In 1931 he became Chairman of the Scottish Savings Committee. Later that year he was awarded an honorary doctorate (LLD) by the University of Edinburgh.

He died suddenly in Edinburgh on the afternoon of Thursday 21 September 1933 whilst attending a funeral service of a friend in St Mary's Episcopal Cathedral. He had been working as usual in the bank that morning. He is buried in Grange Cemetery in the south of Edinburgh. The grave lies in the south-west extension close to the west wall.

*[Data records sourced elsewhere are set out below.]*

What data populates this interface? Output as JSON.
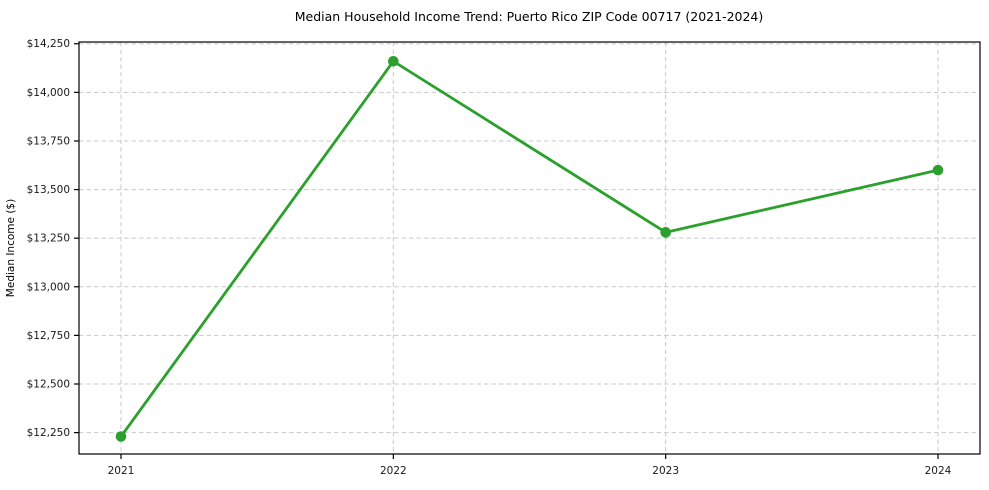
{
  "chart_data": {
    "type": "line",
    "title": "Median Household Income Trend: Puerto Rico ZIP Code 00717 (2021-2024)",
    "xlabel": "",
    "ylabel": "Median Income ($)",
    "categories": [
      "2021",
      "2022",
      "2023",
      "2024"
    ],
    "values": [
      12230,
      14160,
      13280,
      13600
    ],
    "y_ticks": [
      12250,
      12500,
      12750,
      13000,
      13250,
      13500,
      13750,
      14000,
      14250
    ],
    "y_tick_labels": [
      "$12,250",
      "$12,500",
      "$12,750",
      "$13,000",
      "$13,250",
      "$13,500",
      "$13,750",
      "$14,000",
      "$14,250"
    ],
    "ylim": [
      12140,
      14259
    ],
    "grid": true,
    "grid_style": "dashed",
    "grid_color": "#c9c9c9",
    "line_color": "#2ca02c",
    "marker": "circle",
    "legend": null,
    "background": "#ffffff"
  }
}
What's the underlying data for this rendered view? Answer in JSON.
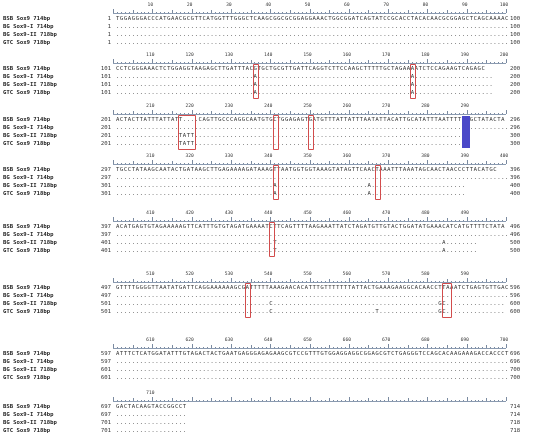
{
  "sequences": [
    "BSB Sox9 714bp",
    "BG Sox9-I 714bp",
    "BG Sox9-II 718bp",
    "GTC Sox9 718bp"
  ],
  "blocks": [
    {
      "ticks": [
        10,
        20,
        30,
        40,
        50,
        60,
        70,
        80,
        90,
        100
      ],
      "rows": [
        {
          "start": "1",
          "seq": "TGGAGGGACCCATGAACGCGTTCATGGTTTGGGCTCAAGCGGCGCGGAGGAAACTGGCGGATCAGTATCCGCACCTACACAACGCGGAGCTCAGCAAAAC",
          "end": "100"
        },
        {
          "start": "1",
          "seq": "....................................................................................................",
          "end": "100"
        },
        {
          "start": "1",
          "seq": "....................................................................................................",
          "end": "100"
        },
        {
          "start": "1",
          "seq": "....................................................................................................",
          "end": "100"
        }
      ],
      "marks": []
    },
    {
      "ticks": [
        110,
        120,
        130,
        140,
        150,
        160,
        170,
        180,
        190,
        200
      ],
      "rows": [
        {
          "start": "101",
          "seq": "CCTCGGGAAACTCTGGAGGTAAGAGCTTGATTTACGTGCTGCGTTGATTCAGGTCTTCCAAGCTTTTTGCTAGAAAATCTCCAGAAGTCAGAGC",
          "end": "200"
        },
        {
          "start": "101",
          "seq": "...................................A.......................................A....................",
          "end": "200"
        },
        {
          "start": "101",
          "seq": "...................................A.......................................A....................",
          "end": "200"
        },
        {
          "start": "101",
          "seq": "...................................A.......................................A....................",
          "end": "200"
        }
      ],
      "marks": [
        {
          "col": 35,
          "w": 1
        },
        {
          "col": 75,
          "w": 1
        }
      ]
    },
    {
      "ticks": [
        210,
        220,
        230,
        240,
        250,
        260,
        270,
        280,
        290
      ],
      "rows": [
        {
          "start": "201",
          "seq": "ACTACTTATTTATTATT....CAGTTGCCCAGGCAATGTGCTGGAGAGTGATGTTTATTATTTAATATTACATTGCATATTTAATTTTTTGCTATACTA",
          "end": "296"
        },
        {
          "start": "201",
          "seq": "....................................................................................................",
          "end": "296"
        },
        {
          "start": "201",
          "seq": "................TATT......................................................................",
          "end": "300"
        },
        {
          "start": "201",
          "seq": "................TATT......................................................................",
          "end": "300"
        }
      ],
      "marks": [
        {
          "col": 16,
          "w": 4
        },
        {
          "col": 40,
          "w": 1
        },
        {
          "col": 49,
          "w": 1
        }
      ],
      "highlights": [
        {
          "col": 88,
          "w": 2
        }
      ]
    },
    {
      "ticks": [
        310,
        320,
        330,
        340,
        350,
        360,
        370,
        380,
        390,
        400
      ],
      "rows": [
        {
          "start": "297",
          "seq": "TGCCTATAAGCAATACTGATAAGCTTGAGAAAAGATAAAGTTAATGGTGGTAAAGTATAGTTCAACTAAATTTAAATAGCAACTAACCCTTACATGC",
          "end": "396"
        },
        {
          "start": "297",
          "seq": "....................................................................................................",
          "end": "396"
        },
        {
          "start": "301",
          "seq": "........................................A.......................A........................",
          "end": "400"
        },
        {
          "start": "301",
          "seq": "........................................A.......................A........................",
          "end": "400"
        }
      ],
      "marks": [
        {
          "col": 40,
          "w": 1
        },
        {
          "col": 66,
          "w": 1
        }
      ]
    },
    {
      "ticks": [
        410,
        420,
        430,
        440,
        450,
        460,
        470,
        480,
        490
      ],
      "rows": [
        {
          "start": "397",
          "seq": "ACATGAGTGTAGAAAAAGTTCATTTGTGTAGATGAAAATCTTCAGTTTTAAGAAATTATCTAGATGTTGTACTGGATATGAAACATCATGTTTTCTATA",
          "end": "496"
        },
        {
          "start": "397",
          "seq": "....................................................................................................",
          "end": "496"
        },
        {
          "start": "401",
          "seq": "........................................T..........................................A........",
          "end": "500"
        },
        {
          "start": "401",
          "seq": "........................................T..........................................A........",
          "end": "500"
        }
      ],
      "marks": [
        {
          "col": 39,
          "w": 1
        }
      ]
    },
    {
      "ticks": [
        510,
        520,
        530,
        540,
        550,
        560,
        570,
        580,
        590
      ],
      "rows": [
        {
          "start": "497",
          "seq": "GTTTTGGGGTTAATATGATTCAGGAAAAAAGCGATTTTTAAAGAACACATTTGTTTTTTTATTACTGAAAGAAGGCACAACCTTAAATCTGAGTGTTGAC",
          "end": "596"
        },
        {
          "start": "497",
          "seq": "....................................................................................................",
          "end": "596"
        },
        {
          "start": "501",
          "seq": ".......................................C..........................................GC...............",
          "end": "600"
        },
        {
          "start": "501",
          "seq": ".......................................C..........................T...............GC...............",
          "end": "600"
        }
      ],
      "marks": [
        {
          "col": 33,
          "w": 1
        },
        {
          "col": 83,
          "w": 2
        }
      ]
    },
    {
      "ticks": [
        610,
        620,
        630,
        640,
        650,
        660,
        670,
        680,
        690,
        700
      ],
      "rows": [
        {
          "start": "597",
          "seq": "ATTTCTCATGGATATTTGTAGACTACTGAATGAGGGAGAGAAGCGTCCGTTTGTGGAGGAGGCGGAGCGTCTGAGGGTCCAGCACAAGAAAGACCACCCT",
          "end": "696"
        },
        {
          "start": "597",
          "seq": "....................................................................................................",
          "end": "696"
        },
        {
          "start": "601",
          "seq": "....................................................................................................",
          "end": "700"
        },
        {
          "start": "601",
          "seq": "....................................................................................................",
          "end": "700"
        }
      ],
      "marks": []
    },
    {
      "ticks": [
        710
      ],
      "rows": [
        {
          "start": "697",
          "seq": "GACTACAAGTACCGGCCT",
          "end": "714"
        },
        {
          "start": "697",
          "seq": "..................",
          "end": "714"
        },
        {
          "start": "701",
          "seq": "..................",
          "end": "718"
        },
        {
          "start": "701",
          "seq": "..................",
          "end": "718"
        }
      ],
      "marks": []
    }
  ],
  "colors": {
    "mark": "#d24c4c",
    "highlight": "#4a48c8"
  }
}
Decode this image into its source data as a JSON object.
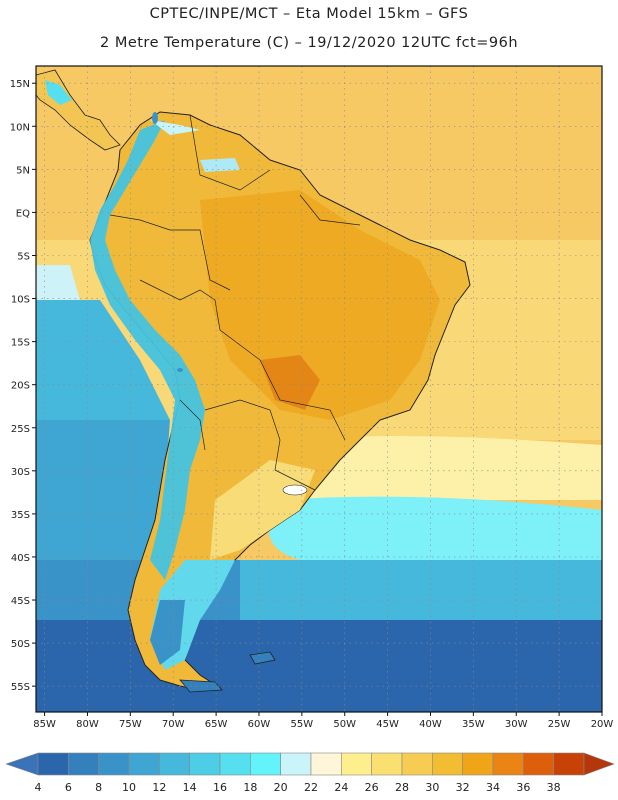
{
  "title_line1": "CPTEC/INPE/MCT –  Eta Model 15km – GFS",
  "title_line2": "2 Metre Temperature (C) – 19/12/2020 12UTC fct=96h",
  "map": {
    "lon_range": [
      -86,
      -20
    ],
    "lat_range": [
      -58,
      17
    ],
    "lat_labels": [
      "15N",
      "10N",
      "5N",
      "EQ",
      "5S",
      "10S",
      "15S",
      "20S",
      "25S",
      "30S",
      "35S",
      "40S",
      "45S",
      "50S",
      "55S"
    ],
    "lat_values": [
      15,
      10,
      5,
      0,
      -5,
      -10,
      -15,
      -20,
      -25,
      -30,
      -35,
      -40,
      -45,
      -50,
      -55
    ],
    "lon_labels": [
      "85W",
      "80W",
      "75W",
      "70W",
      "65W",
      "60W",
      "55W",
      "50W",
      "45W",
      "40W",
      "35W",
      "30W",
      "25W",
      "20W"
    ],
    "lon_values": [
      -85,
      -80,
      -75,
      -70,
      -65,
      -60,
      -55,
      -50,
      -45,
      -40,
      -35,
      -30,
      -25,
      -20
    ],
    "grid": true
  },
  "legend": {
    "labels": [
      "4",
      "6",
      "8",
      "10",
      "12",
      "14",
      "16",
      "18",
      "20",
      "22",
      "24",
      "26",
      "28",
      "30",
      "32",
      "34",
      "36",
      "38"
    ],
    "colors": [
      "#2b66ad",
      "#3380bd",
      "#3a93c8",
      "#3fa5d2",
      "#45b8dc",
      "#4dcde6",
      "#56dfef",
      "#62f3fb",
      "#c9f4fa",
      "#fff6d9",
      "#fdef8e",
      "#fae070",
      "#f6cd52",
      "#f2bc33",
      "#f0a518",
      "#ea8414",
      "#dd5f0c",
      "#c84106"
    ],
    "low_color": "#3a73b8",
    "high_color": "#b4360a"
  }
}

His position in RBS was filled by William Whyte who had been Deputy Manager since 1929.

==Other roles==
These include:
- Chairman of the Edinburgh Chamber of Commerce 1919–1921
- President of the Institute of Bankers in Scotland (IBS) 1922–1924
- Vice President of the British Bankers Association 1924–1933?
- Manager of Edinburgh Royal Infirmary
- Treasurer of the Earl Haig's Appeal from its outset in 1920
- Director of P&O Bank for its duration 1920–1927
- Director of Scottish Equitable Life Assurance Society
- Elder of St Andrews Church, Drumsheugh Gardens, Edinburgh

==Other honorary titles and awards==
These include:
- Medal of the Estonian Red Cross – September 1927
- Commander of the Order of the White Rose of Finland – 1931
- Deputy Lieutenant of Edinburgh

==Family==
In 1895 he was married to Josephine Campbell Smith (d.1912).

They had two sons and three daughters. Their mother died while they were all young.